The Country of the Blind, and Other Stories eBook

This eBook from the Gutenberg Project consists of approximately 518 pages of information about The Country of the Blind, and Other Stories.

His coupons availed for the same hotel as theirs, and by chance, as it seemed, he sat next Miss Winchelsea at the table d’hote. In spite of her enthusiasm for Rome, she had thought out some such possibility very thoroughly, and when he ventured to make a remark upon the tediousness of travelling—­he let the soup and fish go by before he did this—­she did not simply assent to his proposition, but responded with another.  They were soon comparing their journeys, and Helen and Fanny were cruelly overlooked in the conversation..  It was to be the same journey, they found; one day for the galleries at Florence—­“from what I hear,” said the young man, “it is barely enough,”—­and the rest at Rome.  He talked of Rome very pleasantly; he was evidently quite well read, and he quoted Horace about Soracte.  Miss Winchelsea had “done” that book of Horace for her matriculation, and was delighted to cap his quotation.  It gave a sort of tone to things, this incident—­a touch of refinement to mere chatting.  Fanny expressed a few emotions, and Helen interpolated a few sensible remarks, but the bulk of the talk on the girls’ side naturally fell to Miss Winchelsea.

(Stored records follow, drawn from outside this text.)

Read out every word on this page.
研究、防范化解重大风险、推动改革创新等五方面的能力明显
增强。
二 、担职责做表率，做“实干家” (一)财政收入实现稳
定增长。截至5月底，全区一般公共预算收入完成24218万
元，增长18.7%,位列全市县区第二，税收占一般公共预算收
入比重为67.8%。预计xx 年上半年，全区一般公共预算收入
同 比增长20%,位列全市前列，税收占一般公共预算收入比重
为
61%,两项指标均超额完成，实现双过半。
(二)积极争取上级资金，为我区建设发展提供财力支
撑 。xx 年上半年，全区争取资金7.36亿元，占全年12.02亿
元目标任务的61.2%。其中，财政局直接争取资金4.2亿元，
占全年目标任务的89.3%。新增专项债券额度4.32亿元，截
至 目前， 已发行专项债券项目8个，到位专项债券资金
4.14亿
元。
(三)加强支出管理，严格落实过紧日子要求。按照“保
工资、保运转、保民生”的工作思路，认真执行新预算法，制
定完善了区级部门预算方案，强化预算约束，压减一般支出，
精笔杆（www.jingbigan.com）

Before they reached Rome this young man was tacitly of their party.  They did not know his name nor what he was, but it seemed he taught, and Miss Winchelsea had a shrewd idea he was an extension lecturer.  At any rate he was something of that sort, something gentlemanly and refined without being opulent and impossible.  She tried once or twice to ascertain whether he came from Oxford or Cambridge, but he missed her timid opportunities.  She tried to get him to make remarks about those places to see if he would say “come up” to them instead of “go down,”—­she knew that was how you told a ’Varsity man.  He used the word “’Varsity”—­not university—­in quite the proper way.

They saw as much of Mr. Ruskin’s Florence as the brief time permitted; he met them in the Pitti Gallery and went round with them, chatting brightly, and evidently very grateful for their recognition.  He knew a great deal about art, and all four enjoyed the morning immensely.  It was fine to go round recognising old favourites and finding new beauties, especially while so many people fumbled helplessly with Baedeker.  Nor was he a bit of a prig, Miss Winchelsea said, and indeed she detested prigs.  He had a distinct undertone of humour, and was funny, for example, without being vulgar, at the expense of the quaint work of Beato Angelico.  He had a grave seriousness beneath it all, and was quick to seize the moral lessons of the pictures.  Fanny went softly among these masterpieces; she admitted “she knew so little about them,” and she confessed that to her they were “all beautiful.”  Fanny’s “beautiful” inclined to be a little monotonous, Miss Winchelsea thought.  She had been quite glad when the last sunny Alp had vanished, because of the staccato of Fanny’s admiration.  Helen said little, but Miss Winchelsea had found her a trifle wanting on the aesthetic side in the old days and was not surprised; sometimes she laughed at the young man’s hesitating, delicate jests and sometimes she didn’t, and sometimes she seemed quite lost to the art about them in the contemplation of the dresses of the other visitors.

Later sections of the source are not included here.